Other instance types such as the general purpose Dsv3-series may also be considered based on the requirements on the application being deployed:
F-class (Compute Optimized) VMs are often well suited for high-speed data ingestion with less complex business logic or event processing.
D-class (General Purpose) VMs are often well suited to ThingWorx applications that prioritize high device counts whose states need to be retained in memory.
CPU clock speed may need to be considered for your use case. Fsv2 features slightly higher CPU clock speeds than Dsv3, which can have a visible impact for workloads where fast, high-volume event processing is required.
Azure provides a packaged method for selecting a VM in terms of CPU cores. Typical sizing terms are F2s_v2, F4s_v2, F8s_v2, etc. where the number represents the number of CPU cores in the VM.
Following the example in the above on-premise terminology, a small ThingWorx Platform using the H2 database may be sized to run on a F8s_v2 VM, but based on your requirements you might chose to deploy a D8s_v3 if your application requires a larger memory footprint per ThingWorx Foundation node.
Microsoft also regularly adjusts and improves their VM offerings. For more details on Azure VM specifics, see the Azure website: https://azure.microsoft.com/en-us/pricing/details/virtual-machines/series/
Traditional On-Premise Terminology
Traditional or on-premise hardware sizes are typically discussed in terms of CPU cores for processing power and RAM for memory capability. For example, a small ThingWorx Platform using the H2 database may be sized at 8 CPU cores and 16 GB RAM.
It is recommended to give the database its own server to ensure that there is no single point of failure in the application configuration.
Amazon Web Services (AWS) Terminology
For EC2 instances, AWS provides a selection of instance types. PTC recommends the compute optimized series, the latest of which is the C5d series. AWS states that these instance types "are optimized for compute-intensive workloads and deliver cost-effective high performance at a low price per compute ratio."
AWS provides a t-shirt methodology for selecting the size of an EC2 instance in terms of CPU and memory. Typical sizing terms are large, xlarge, 2xlarge, etc.
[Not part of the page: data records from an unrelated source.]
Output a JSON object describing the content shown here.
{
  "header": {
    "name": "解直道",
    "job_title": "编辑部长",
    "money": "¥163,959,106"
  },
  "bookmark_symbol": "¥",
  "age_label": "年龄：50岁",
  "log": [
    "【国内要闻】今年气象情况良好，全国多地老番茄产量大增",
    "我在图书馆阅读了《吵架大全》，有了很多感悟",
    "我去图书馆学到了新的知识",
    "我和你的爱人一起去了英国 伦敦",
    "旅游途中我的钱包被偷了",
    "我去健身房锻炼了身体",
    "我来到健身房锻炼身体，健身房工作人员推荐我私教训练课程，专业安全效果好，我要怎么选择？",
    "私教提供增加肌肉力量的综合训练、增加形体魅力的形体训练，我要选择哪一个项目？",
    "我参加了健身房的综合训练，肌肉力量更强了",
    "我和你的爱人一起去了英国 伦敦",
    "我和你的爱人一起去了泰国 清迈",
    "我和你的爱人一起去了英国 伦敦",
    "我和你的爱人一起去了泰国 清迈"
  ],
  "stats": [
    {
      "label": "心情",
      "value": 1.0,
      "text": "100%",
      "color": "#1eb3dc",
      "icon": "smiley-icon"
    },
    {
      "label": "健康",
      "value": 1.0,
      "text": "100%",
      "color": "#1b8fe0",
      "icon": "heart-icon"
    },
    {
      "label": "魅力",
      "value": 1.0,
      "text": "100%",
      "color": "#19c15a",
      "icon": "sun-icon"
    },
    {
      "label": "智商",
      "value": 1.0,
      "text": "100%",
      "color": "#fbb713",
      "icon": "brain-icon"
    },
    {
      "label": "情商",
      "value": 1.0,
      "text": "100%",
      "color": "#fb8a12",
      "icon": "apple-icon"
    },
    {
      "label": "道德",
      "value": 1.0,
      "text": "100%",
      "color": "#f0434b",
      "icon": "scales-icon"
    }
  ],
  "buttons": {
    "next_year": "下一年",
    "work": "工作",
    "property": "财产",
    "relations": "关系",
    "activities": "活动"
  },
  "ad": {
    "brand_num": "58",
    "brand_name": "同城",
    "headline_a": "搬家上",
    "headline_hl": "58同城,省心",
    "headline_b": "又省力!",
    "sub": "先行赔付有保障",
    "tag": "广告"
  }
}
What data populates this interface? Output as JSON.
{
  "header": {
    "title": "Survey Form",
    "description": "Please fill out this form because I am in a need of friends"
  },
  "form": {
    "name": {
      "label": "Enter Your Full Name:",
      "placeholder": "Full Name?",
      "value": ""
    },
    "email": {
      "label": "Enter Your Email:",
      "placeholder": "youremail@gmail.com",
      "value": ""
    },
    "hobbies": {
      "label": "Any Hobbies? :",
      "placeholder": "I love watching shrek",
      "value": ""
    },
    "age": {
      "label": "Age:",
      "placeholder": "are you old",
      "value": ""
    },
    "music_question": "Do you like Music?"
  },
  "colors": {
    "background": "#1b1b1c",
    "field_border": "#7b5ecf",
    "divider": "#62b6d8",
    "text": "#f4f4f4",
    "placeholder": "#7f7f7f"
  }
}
Following the example in the above on-premise terminology, a small ThingWorx Platform using the H2 database may be sized to run on a C5d.2xlarge EC2 instance. Other EC2 instance types, such as General Purpose (M) and Memory Intensive (R), can also be considered based on the CPU-to-memory ratios needed for your application load, but are not covered in this guide.
For more details on Amazon EC2 instance type specifics, see the AWS website: https://aws.amazon.com/ec2/instance-types/.
High Speed Storage
In general, PTC recommends using high-speed storage for ThingWorx to support concurrent data ingestion, processing, and visualization.
Slower storage options can lead to hard-to-diagnose performance and scale challenges for both ThingWorx and the databases it relies on. These challenges can also have unexpected external influences, such as system backups, operating system, or database level data fragmentation, or cleanup activities running on the same storage device or controller.
Solid State Disk (or SSD) options exist for each of the cloud vendors recommended and should be considered whenever possible for both the platform and for the database implementations.
High-speed hard disk drive (HDD) options may also be considered, especially for data that will change or be accessed less frequently.
Review the ThingWorx System Requirements for additional details.